Jetzt jedoch nicht. Viel zu viel hatte dieser Anblick in ihm aufgewühlt, dass es in ihm zu gären begonnen hatte. So viele offene Fragen herrschten in ihm vor, Fragen, die sie womöglich beantworten konnte. Oder eben auch nicht… Man würde sehen.
Also öffnete er den Mund und sprach Worte aus, die er schon so oft gedacht und hin und her gewendet hatte, seit so vielen Jahren. Die Erwiderung fiel allerdings weitaus anders aus, als er es gehofft oder gar ersehnt hatte.
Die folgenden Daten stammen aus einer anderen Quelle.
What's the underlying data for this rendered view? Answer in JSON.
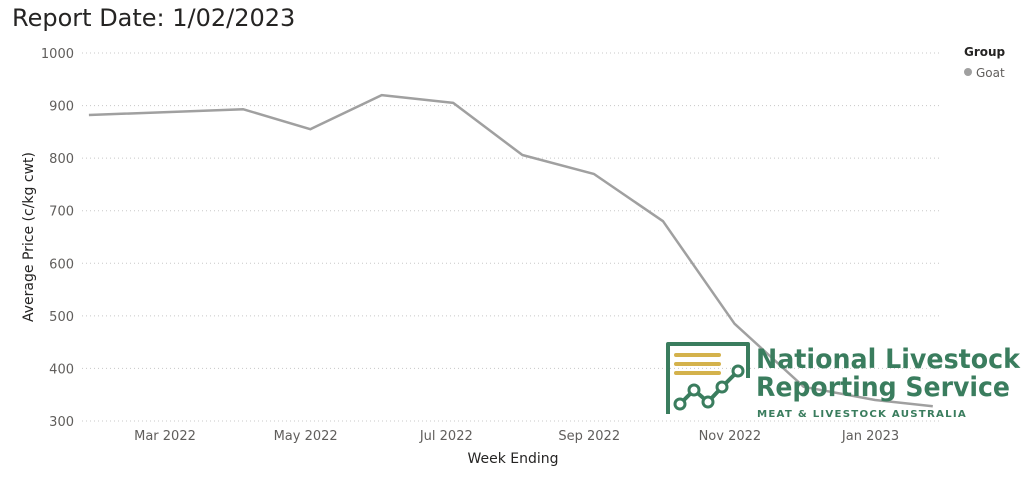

Zuerst hauchte er, während er ein wenig blass um die Nase wurde:„Unmöglich…“
Doch dann verhärtete sich sein Gesicht, sein Kiefer spannte sich an, seine Lippen wurden zu einem dünnen Strich. Nun ja… zumindest ein wenig Licht brachte diese Fremde in das Dunkel, doch bedauerlicherweise nicht so, wie er es erwartet hatte.
„Wo war das?“, stellte er die nächste Frage und seine Stimme klang derart kratzig, dass er sich räuspern musste.
Die Wachmänner wagten kaum zu atmen und beobachteten gespannt, was geschah. Lediglich einer löste sich und brachte dem Ältesten einen Becher lauwarmen Gewürzmet, den dieser mit einem knappen, dankbaren Nicken annahm.
Doch er trank nicht, sondern fixierte die Frau vor sich. „Wisst Ihr, wer der Angreifer war? War es ein Dessarier? Wie sah er aus?“, löcherte er die Fremde weiter und war noch nicht soweit, um von sich aus Informationen preis zu geben. Sie müsste vermutlich auch erst konkret danach fragen, schließlich war er niemand, der von sich aus groß zu reden begann. Das hatte ihn nicht allein die Zeit und seine Vergangenheit gelehrt, so war er auch veranlagt.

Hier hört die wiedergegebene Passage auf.